You know you live in Minnesota (close to Canada) when you're set to get 5 inches of snow tonight, and everyone's groaning, but no one's surprised.


----------



## shaelikestaquitos (Feb 2, 2010)

:lol: I'm loving all these posts! Makes me feel better about having such horrid weather!


----------



## pooka dotted (Jan 5, 2011)

When your toque only gets hung up for 2 months of they year :roll:


----------



## Titus (Apr 9, 2011)

Wow, I hadn't realized so many folks here lived in Canada too. XD

Just the other day, a friend and I were at a McDonalds, and watched it go from sorta-kinda-raining to snowpocalypse. :shock:


----------



## ThePliny (Jun 3, 2010)

When you are afraid to put away your winter boots and down jacket because it might be seen as tempting fate! 
And you always have a snow-brush in your car.


----------



## Heavenly Hedgehogs (Mar 19, 2010)

Nancy said:


> When you still have the hedgie heater on in June and turn it back on again in August. :shock:
> 
> When there is a Tim Horton's on every other corner.


Yay to Tims !


----------



## Immortalia (Jan 24, 2009)

ThePliny said:


> And you always have a snow-brush in your car.

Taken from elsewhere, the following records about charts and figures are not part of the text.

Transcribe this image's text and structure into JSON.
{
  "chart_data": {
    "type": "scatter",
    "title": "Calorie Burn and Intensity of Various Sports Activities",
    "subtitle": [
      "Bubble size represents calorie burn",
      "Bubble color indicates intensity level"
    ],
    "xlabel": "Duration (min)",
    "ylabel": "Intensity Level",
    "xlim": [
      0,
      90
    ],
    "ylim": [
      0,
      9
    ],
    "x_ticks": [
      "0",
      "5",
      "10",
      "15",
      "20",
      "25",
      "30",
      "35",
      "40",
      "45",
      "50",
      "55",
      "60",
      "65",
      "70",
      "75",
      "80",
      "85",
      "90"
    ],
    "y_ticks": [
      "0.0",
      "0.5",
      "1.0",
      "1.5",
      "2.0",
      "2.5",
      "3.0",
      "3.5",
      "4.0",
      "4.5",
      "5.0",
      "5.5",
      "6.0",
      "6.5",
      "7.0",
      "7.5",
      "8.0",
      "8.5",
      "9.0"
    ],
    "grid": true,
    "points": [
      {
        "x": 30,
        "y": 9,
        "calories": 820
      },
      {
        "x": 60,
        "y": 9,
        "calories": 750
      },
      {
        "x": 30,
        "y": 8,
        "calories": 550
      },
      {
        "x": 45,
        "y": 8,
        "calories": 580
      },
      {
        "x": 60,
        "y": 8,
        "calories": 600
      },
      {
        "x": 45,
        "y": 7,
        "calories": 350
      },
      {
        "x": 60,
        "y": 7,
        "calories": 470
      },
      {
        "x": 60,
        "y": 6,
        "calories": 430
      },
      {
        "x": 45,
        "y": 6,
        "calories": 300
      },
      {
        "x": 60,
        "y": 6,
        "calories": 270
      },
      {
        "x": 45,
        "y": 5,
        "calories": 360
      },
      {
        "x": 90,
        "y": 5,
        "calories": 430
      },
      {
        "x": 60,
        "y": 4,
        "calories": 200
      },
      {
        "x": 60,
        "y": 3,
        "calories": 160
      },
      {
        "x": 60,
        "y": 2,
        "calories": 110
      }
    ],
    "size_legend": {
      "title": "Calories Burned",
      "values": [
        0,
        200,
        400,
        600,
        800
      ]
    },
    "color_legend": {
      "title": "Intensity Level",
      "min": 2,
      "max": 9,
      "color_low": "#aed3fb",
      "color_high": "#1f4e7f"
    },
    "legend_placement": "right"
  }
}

erm... I always have a snow SHOVEL in my car........


----------



## Annabelle (Mar 19, 2011)

shaelikestaquitos said:


> you have to turn on your space heater in April to help dry a wet hedgie and keep your feet warm x_x


Uh...I need the space heater on in April for ME, although I'm sure Annabelle appreciates it too. I'm clearly not cut out for this weather -.-

When you can wear flip flops one day and shovel snow the next.


----------



## gml (Sep 1, 2008)

When you can get rain, snow, freezing rain, ice pellets, then rain again in the same day - and still be able to have a beer on the patio because the weather has cleared and it's 20C out.


----------